Some of these differences may be attributed to the different kind of paddling they are doing. As you increase your stroke rate it helps to have a more vertical stroke. I have found that having the upper hand cross the centre line of the kayak at the beginning of the stroke keeps the blade in a more vertical position and forces good torso rotation. This is virtually the only cause of paddle movement, arm movement being restricted to giuding the paddle out from the boat (or rather allowing the paddle to find its own optimum direction through the water). For longer distance paddling, it is helpful to have a more horizontal stroke. Varying between sometimes more vertical and sometimes more horizontal allows better muscle recovery for longer distance trips. Also note the differences in paddle size and shape. This influences the path the paddle takes through the water and which position is most efficient."

Philippe Castagner sent an interesting article which was forwarded to me about greenland paddle. There are multiple sources of this paddling techniques not just from Maligiaq. It goes to tell you wing paddle might be inspired by greenland. For long distance paddling (> 20 miles), one could develop a different type of paddle.

In this instance, greenland paddle acts like wing paddle; bit of bracing and getting ready for the sweet spot.

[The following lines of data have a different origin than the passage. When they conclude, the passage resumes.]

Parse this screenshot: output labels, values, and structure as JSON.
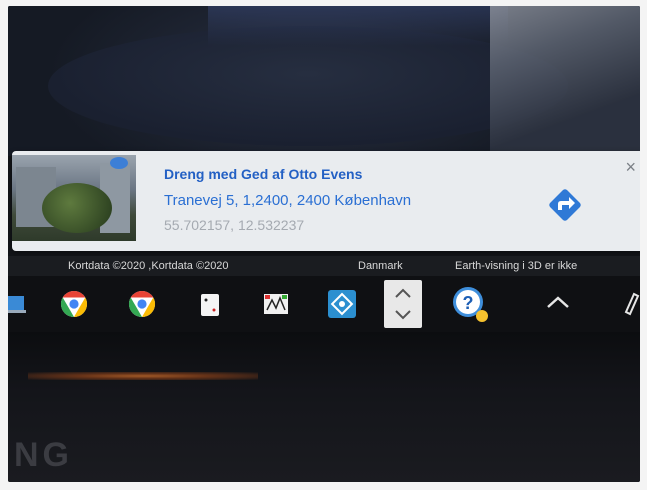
{
  "place_card": {
    "title": "Dreng med Ged af Otto Evens",
    "address": "Tranevej 5, 1,2400, 2400 København",
    "coordinates": "55.702157, 12.532237",
    "close_label": "×",
    "accent_color": "#2360c4"
  },
  "attribution": {
    "map_data": "Kortdata ©2020 ,Kortdata ©2020",
    "country": "Danmark",
    "earth_view": "Earth-visning i 3D er ikke"
  },
  "taskbar": {
    "icons": [
      "windows-app-icon",
      "chrome-icon",
      "chrome-icon",
      "solitaire-icon",
      "paint-icon",
      "virtualbox-icon",
      "scroll-icon",
      "help-icon",
      "chevron-up-icon",
      "pen-icon"
    ]
  },
  "bezel": {
    "brand_fragment": "NG"
  }
}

Power Phase. Maligiaq does not display as much side-to-side torso rotation as compared to an experienced paddler using the recreational stroke. Instead his pushing hand starts from just below the tip of his shoulder and is levered downward toward the deck, crossing just over the centerline of the kayak. His spine rises slightly and drops down in concert with his arm motion. His elbows stay fairly close to his sides. Viewed from the back, he looks like a boxer making slow motion, downward punches on alternating sides of his foredeck. Maligiaq's paddle shaft was held at approximately a 45-degree angle for normal cruising, higher than the paddles of the surrounding students and instructors (Note - this is the angle between the paddle shaft and the horizon, please don't confuse this shaft angle with the forward tilt of the blade discussed earlier).